There was also plenty of insight into the writing process. Julian Fellowes based every character on the premise that people are naturally good natured. Some of the characters are based on the Fellowes family history while others are compilations of people from the period. As an example, O’Brien was based off a maid who was “polite as a courtier and manipulative” to the point of driving away all of her mistresses’ family. Robert’s resistance to change was very typical of those in his position at the time.

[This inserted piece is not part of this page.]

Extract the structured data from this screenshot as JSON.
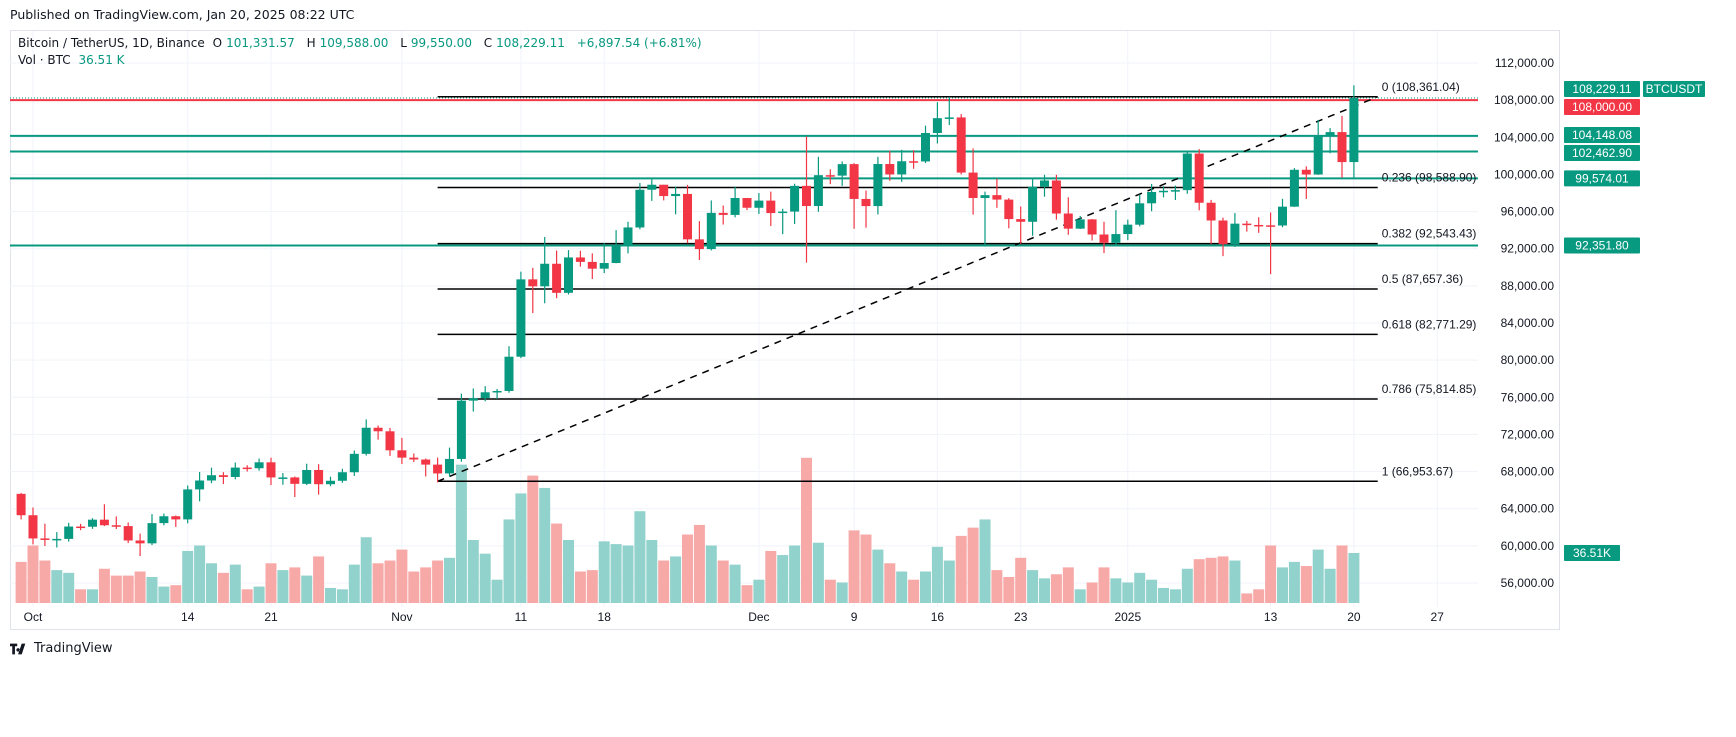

Several hints were dropped of what was to come in Series 3. The economic challenges of running Downton after World War I will form a major plot point. Chronicles foreshadows this by including a map of the estate. The new society required people with skills and business sense, not just a force of nature and inherited leadership. Cora’s bailout of the state is no longer enough to keep Downton viable. Some of the great houses survived through changes in business practices but others fell into disrepair. Some old homes were saved by the newly rich wishing to appear just like the old aristocracy. In some ways, Jessica Fellowes noted Downton has some apparels with modern society adjusting to rapidly changing technology.
Along with economic changes, Series 3 will also deal with shifts in expectations and roles. Upper class women like Edith wished to do more than household management. Middle and working class women are no longer content with domestic service and childrearing and were moving into the workplace. More women are also earning degrees. For the lower classes, more career options opened up after the war. Thousands left domestic service to pursue a wide variety of career options. In addition, more people were gaining access to education. Anything was possible, and this will be reflected in the storylines of Edith and Daisy in particular.
The Q&A portion of the evening raised several additional points of interest:
- Audience concern over the lack of racial/ethnic diversity has been noted and a new minority character will appear in Series 4. Details are still hazy.
- I asked if fans will see a tiny piece of the Jazz Age/flapper action in Series 3. Unfortunately, it is a few years too early for the trends the 20’s are most remembered for.
- Matthew becomes “magisterial” in upcoming episodes.
- Downton has remained in tact from the first drafts of the script all the way to the pilot. Executive meddling was not a factor in production.
- Whether the injured soldier really was Patrick Crawley or an impostor is a purposeful mystery. No one knows if he will come back in a future episode.
The event was a great way to kick off the final countdown until the Series 3 premiere. Can it be January 6th now?